Kamu pergi ke sana? Zhang Xiuying terkejut.
“Ya,” kata Wang Yao.
“Haruskah kita makan dulu,” kata Wang Fenghua, yang telah merokok.
“Baiklah, ayo makan,” kata Zhang Xiuying.
Dia memeriksa hadiah saat Wang Yao sedang makan malam.
“Apa ini?” Zhang Xiuying bertanya setelah menemukan satu set teh lembut di antara makanannya. Cloisonné?
“Itu sesuatu yang istimewa dari Beijing,” kata Wang Yao.
Biar saya lihat. Wang Fenghua mengambil alih perangkat teh. Setiap cangkir teh memiliki pola yang berbeda. Mereka halus. Wang Fenghua rupanya sangat menyukai set teh.
“Ayah, kamu menyukainya?” Wang Yao bertanya.
“Ya, mereka cantik,” kata Wang Fenghua sambil tersenyum. “Sia-sia menggunakannya untuk teh.”
“Satu set teh seharusnya digunakan untuk minum teh,” kata Wang Yao.
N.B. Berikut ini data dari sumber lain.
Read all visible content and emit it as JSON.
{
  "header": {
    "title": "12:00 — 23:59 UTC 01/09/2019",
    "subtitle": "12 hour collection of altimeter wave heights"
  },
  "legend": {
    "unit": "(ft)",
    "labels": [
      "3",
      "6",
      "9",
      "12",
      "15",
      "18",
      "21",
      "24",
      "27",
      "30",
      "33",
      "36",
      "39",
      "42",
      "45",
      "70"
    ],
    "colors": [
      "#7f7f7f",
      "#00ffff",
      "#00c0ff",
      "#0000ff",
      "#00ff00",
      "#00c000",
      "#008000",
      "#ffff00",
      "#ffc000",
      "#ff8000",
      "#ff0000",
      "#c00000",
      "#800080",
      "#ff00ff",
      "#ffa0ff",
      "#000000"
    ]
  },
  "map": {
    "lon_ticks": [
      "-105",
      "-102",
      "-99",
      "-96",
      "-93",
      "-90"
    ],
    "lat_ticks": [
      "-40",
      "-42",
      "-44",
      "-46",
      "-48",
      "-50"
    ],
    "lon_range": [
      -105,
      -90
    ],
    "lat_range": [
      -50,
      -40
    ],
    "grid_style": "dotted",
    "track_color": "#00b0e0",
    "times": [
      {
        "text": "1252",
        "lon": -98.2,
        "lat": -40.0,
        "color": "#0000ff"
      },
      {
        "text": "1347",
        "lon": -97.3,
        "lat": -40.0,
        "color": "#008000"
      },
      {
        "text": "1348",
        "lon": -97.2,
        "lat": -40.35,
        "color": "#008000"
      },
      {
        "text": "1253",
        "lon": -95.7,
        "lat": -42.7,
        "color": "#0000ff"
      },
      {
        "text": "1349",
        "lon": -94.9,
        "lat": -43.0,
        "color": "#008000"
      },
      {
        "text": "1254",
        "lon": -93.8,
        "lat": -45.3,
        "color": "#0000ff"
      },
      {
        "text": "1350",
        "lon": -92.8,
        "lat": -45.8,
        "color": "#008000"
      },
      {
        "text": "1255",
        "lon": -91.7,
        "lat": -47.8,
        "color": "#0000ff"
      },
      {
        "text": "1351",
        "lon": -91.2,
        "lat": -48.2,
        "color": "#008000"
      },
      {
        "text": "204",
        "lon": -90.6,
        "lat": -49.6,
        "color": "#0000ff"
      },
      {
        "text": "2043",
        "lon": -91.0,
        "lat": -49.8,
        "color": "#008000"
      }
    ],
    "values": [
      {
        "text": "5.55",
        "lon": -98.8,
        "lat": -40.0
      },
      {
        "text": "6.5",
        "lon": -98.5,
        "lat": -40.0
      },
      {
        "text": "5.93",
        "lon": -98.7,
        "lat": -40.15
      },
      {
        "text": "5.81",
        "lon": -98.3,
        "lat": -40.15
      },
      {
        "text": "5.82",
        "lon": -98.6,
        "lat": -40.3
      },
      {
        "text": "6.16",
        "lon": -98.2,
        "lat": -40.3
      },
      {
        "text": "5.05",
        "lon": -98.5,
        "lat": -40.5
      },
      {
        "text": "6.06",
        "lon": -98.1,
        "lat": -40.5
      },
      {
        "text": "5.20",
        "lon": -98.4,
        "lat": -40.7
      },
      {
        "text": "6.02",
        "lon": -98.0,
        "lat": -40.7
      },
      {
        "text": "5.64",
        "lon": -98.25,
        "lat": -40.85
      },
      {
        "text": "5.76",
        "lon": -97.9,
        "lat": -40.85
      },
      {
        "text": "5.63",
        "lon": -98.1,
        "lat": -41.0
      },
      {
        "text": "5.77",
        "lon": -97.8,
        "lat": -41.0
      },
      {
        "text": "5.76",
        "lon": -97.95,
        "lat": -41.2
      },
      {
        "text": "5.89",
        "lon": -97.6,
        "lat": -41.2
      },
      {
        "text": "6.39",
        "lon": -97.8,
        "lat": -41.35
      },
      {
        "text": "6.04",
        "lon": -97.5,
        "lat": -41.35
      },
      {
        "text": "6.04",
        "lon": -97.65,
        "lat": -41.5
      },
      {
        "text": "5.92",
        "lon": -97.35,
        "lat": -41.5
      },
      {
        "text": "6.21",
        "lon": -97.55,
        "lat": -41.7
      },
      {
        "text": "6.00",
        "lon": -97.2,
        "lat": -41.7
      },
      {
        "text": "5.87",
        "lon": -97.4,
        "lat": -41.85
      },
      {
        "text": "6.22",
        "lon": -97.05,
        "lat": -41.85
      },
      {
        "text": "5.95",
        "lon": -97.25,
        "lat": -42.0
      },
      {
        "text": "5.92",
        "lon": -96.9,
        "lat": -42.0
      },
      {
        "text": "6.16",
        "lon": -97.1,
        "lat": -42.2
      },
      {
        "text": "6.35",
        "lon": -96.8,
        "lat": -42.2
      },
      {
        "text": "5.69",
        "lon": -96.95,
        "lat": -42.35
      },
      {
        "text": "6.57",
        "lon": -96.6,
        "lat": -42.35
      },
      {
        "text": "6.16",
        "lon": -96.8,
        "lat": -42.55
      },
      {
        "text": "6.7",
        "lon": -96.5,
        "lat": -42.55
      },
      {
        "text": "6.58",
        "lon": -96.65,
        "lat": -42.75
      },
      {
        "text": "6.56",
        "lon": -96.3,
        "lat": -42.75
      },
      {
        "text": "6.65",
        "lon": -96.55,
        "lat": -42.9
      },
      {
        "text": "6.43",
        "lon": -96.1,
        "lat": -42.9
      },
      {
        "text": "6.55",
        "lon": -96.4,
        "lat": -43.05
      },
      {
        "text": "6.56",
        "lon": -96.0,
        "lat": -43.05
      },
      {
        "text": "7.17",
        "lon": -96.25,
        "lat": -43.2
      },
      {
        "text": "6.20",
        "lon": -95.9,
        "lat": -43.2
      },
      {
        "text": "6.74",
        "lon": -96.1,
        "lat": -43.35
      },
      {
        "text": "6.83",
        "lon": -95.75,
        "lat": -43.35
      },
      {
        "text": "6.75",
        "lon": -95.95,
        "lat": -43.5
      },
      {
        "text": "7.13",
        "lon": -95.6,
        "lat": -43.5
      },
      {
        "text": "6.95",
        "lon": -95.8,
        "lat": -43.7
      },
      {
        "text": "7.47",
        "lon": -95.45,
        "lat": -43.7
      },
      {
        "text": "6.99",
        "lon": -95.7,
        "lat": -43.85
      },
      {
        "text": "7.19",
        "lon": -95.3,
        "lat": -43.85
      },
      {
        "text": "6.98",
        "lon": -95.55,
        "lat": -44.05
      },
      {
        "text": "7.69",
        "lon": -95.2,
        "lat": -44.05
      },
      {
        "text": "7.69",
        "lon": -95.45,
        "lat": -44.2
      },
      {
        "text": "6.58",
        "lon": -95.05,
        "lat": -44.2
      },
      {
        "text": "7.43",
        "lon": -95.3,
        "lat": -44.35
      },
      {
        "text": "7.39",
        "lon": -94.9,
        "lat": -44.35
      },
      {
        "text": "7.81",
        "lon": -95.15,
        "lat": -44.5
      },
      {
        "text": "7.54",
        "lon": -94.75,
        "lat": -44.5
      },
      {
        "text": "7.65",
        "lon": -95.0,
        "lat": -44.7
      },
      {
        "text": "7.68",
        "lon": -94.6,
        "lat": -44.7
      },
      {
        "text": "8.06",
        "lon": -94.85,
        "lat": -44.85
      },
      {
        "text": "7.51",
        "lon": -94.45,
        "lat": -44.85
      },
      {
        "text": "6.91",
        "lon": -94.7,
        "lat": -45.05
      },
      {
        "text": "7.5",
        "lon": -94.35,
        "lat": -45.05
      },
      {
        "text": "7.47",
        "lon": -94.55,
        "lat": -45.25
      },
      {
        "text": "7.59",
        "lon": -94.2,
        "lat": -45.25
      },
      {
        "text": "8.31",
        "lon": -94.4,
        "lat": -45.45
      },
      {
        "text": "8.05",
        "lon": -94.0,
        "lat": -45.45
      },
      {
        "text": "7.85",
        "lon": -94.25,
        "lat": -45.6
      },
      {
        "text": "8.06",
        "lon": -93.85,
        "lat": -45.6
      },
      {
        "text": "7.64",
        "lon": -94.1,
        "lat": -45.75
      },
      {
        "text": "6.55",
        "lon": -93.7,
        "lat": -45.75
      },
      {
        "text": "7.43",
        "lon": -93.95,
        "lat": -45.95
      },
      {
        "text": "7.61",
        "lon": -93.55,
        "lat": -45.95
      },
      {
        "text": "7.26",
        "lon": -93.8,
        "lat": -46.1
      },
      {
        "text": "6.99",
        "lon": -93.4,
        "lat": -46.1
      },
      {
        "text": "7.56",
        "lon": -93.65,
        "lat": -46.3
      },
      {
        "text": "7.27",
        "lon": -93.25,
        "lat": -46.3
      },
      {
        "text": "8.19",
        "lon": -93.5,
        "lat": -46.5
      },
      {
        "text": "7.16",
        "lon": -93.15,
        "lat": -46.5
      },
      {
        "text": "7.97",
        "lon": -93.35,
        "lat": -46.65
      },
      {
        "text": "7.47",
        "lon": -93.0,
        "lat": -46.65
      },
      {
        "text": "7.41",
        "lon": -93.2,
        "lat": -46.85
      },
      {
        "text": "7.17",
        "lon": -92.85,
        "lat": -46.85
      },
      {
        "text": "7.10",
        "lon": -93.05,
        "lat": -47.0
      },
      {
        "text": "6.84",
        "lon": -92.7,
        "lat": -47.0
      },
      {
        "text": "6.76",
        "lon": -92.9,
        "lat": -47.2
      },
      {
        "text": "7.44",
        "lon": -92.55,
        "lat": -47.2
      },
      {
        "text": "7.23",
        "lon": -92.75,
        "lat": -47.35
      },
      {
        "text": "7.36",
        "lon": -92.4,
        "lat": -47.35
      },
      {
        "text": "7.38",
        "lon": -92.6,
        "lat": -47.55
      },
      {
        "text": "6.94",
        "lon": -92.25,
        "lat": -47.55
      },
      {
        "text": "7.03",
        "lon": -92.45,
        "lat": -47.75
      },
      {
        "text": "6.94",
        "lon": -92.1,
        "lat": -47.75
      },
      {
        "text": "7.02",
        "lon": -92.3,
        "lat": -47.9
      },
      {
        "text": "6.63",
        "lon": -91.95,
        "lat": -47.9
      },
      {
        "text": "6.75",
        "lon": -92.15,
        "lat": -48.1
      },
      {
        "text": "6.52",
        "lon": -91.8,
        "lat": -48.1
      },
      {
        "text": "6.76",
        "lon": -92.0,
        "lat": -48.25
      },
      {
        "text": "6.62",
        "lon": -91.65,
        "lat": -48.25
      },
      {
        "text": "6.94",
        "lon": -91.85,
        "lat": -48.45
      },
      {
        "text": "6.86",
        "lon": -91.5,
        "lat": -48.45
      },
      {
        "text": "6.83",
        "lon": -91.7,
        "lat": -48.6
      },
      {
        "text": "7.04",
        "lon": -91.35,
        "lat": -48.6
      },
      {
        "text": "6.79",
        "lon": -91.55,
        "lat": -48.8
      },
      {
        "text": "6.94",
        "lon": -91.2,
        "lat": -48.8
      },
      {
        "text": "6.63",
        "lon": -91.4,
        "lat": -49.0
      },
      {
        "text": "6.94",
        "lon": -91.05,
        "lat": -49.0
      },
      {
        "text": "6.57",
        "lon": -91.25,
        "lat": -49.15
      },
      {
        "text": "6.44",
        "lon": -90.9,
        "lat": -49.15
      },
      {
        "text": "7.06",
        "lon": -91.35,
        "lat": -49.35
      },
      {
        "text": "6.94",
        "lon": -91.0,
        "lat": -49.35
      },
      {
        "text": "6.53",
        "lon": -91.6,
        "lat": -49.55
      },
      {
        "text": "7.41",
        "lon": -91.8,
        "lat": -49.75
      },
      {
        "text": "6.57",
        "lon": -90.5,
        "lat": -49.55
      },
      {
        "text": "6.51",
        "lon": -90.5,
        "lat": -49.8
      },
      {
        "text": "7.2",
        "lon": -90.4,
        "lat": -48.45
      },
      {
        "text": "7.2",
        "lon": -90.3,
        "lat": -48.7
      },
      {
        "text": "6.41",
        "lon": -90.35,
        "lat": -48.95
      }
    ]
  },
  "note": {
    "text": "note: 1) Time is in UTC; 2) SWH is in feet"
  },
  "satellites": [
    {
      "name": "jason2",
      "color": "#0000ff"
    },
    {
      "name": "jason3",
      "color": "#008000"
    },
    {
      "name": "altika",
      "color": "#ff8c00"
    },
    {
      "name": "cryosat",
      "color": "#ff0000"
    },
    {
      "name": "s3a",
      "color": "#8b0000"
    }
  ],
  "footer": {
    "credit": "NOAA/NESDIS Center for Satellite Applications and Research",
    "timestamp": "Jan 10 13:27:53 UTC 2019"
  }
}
Setelah mengobrol sebentar dengan orang tuanya setelah makan malam, dia berangkat ke Nanshan Hill.
Sementara itu, Song Ruiping, Su Xiaoxue dan Chen Ying telah check in di kamar terbaik dari hotel terbaik di pusat kota Lianshan.
“Bu, Nona Su tertidur,” kata Chen Ying.
“Baik. Perjalanan yang panjang untuk sampai ke sini, dan dia keluar sepanjang sore. Dia pasti sangat lelah, ”kata Song Ruiping.
Su Xiaoxue lelah. Dia mandi setelah tiba di hotel. Dia kemudian makan malam sederhana dan pergi tidur.
Apa rencana kita besok? Chen Ying bertanya.
“Kami akan bertemu dengan Dr. Wang lagi dan kembali ke Beijing lusa,” kata Song Ruiping.
Setelah Chen Ying pergi, Song Ruiping duduk di sebelah jendela. Dia melihat melalui jendela di pusat kota yang tertutup salju. Dia belum pernah ke Lianshan sebelumnya. Jika bukan karena putrinya, dia mungkin tidak akan datang ke sana seumur hidupnya.